As you can imagine, creating a car that can travel at supersonic speeds is an extremely complex engineering feat.
Every component of the car has to be manufactured to the most exacting standards as the forces acting on the machine will be tremendous. While many components on the Bloodhound will be created using traditional manufacturing techniques, the Bloodhound team turned to 3D printing when it came to building the leading edge of their supercar.
One of the most important components of any car is of course its face. As an auto accelerates, it splits the atmosphere surrounding its body
creating an aerodynamic path through which the rest of the car travels. While all of that is pretty straightforward, when you’re accelerating past 300, 400 and 500+ mph the forces acting upon the leading edge of a car make manufacturing pretty complex.
In Bloodhound’s case, as it approaches top speed the front end of the car will feel forces equivalent to 12 tonnes per square meter. To handle that load the auto’s designers 3D printed a titanium tip that could be bonded to the Bloodhounds carbon fiber monocoque.

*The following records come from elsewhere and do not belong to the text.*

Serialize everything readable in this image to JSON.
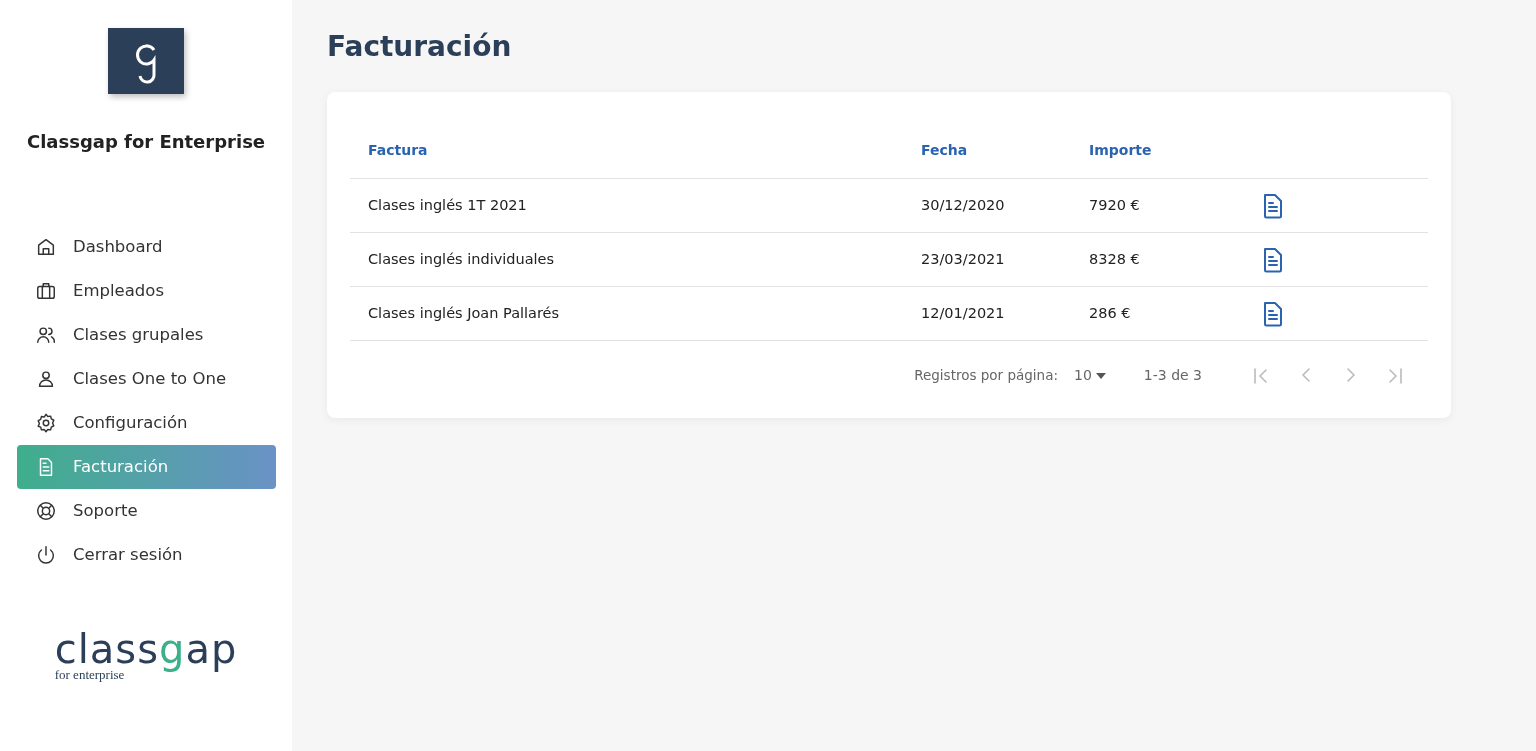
{
  "sidebar": {
    "app_title": "Classgap for Enterprise",
    "items": [
      {
        "label": "Dashboard",
        "selected": false
      },
      {
        "label": "Empleados",
        "selected": false
      },
      {
        "label": "Clases grupales",
        "selected": false
      },
      {
        "label": "Clases One to One",
        "selected": false
      },
      {
        "label": "Configuración",
        "selected": false
      },
      {
        "label": "Facturación",
        "selected": true
      },
      {
        "label": "Soporte",
        "selected": false
      },
      {
        "label": "Cerrar sesión",
        "selected": false
      }
    ],
    "footer_logo": {
      "wordmark_start": "class",
      "wordmark_g": "g",
      "wordmark_end": "ap",
      "tagline": "for enterprise"
    }
  },
  "page_title": "Facturación",
  "table": {
    "columns": [
      "Factura",
      "Fecha",
      "Importe"
    ],
    "rows": [
      {
        "factura": "Clases inglés 1T 2021",
        "fecha": "30/12/2020",
        "importe": "7920 €"
      },
      {
        "factura": "Clases inglés individuales",
        "fecha": "23/03/2021",
        "importe": "8328 €"
      },
      {
        "factura": "Clases inglés Joan Pallarés",
        "fecha": "12/01/2021",
        "importe": "286 €"
      }
    ]
  },
  "pagination": {
    "rows_label": "Registros por página:",
    "rows_value": "10",
    "range": "1-3 de 3",
    "buttons": [
      {
        "kind": "first",
        "disabled": true
      },
      {
        "kind": "prev",
        "disabled": true
      },
      {
        "kind": "next",
        "disabled": true
      },
      {
        "kind": "last",
        "disabled": true
      }
    ]
  }
}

According to Dan Johns, the lead engineer at the Bloodhound project, “We believe that the key benefit of using an additive manufacturing process to produce the nose tip is the ability to create a hollow, but highly rigid titanium structure, and to vary the wall thickness of the tip to minimize weight. To machine this component conventionally would be extremely challenging, result in design compromises, and waste as much as 95% of the expensive raw material."
If, in a few years, the Bloodhound SS does shatter the world land speed record, thorough engineering and 3D printing will be two reasons why.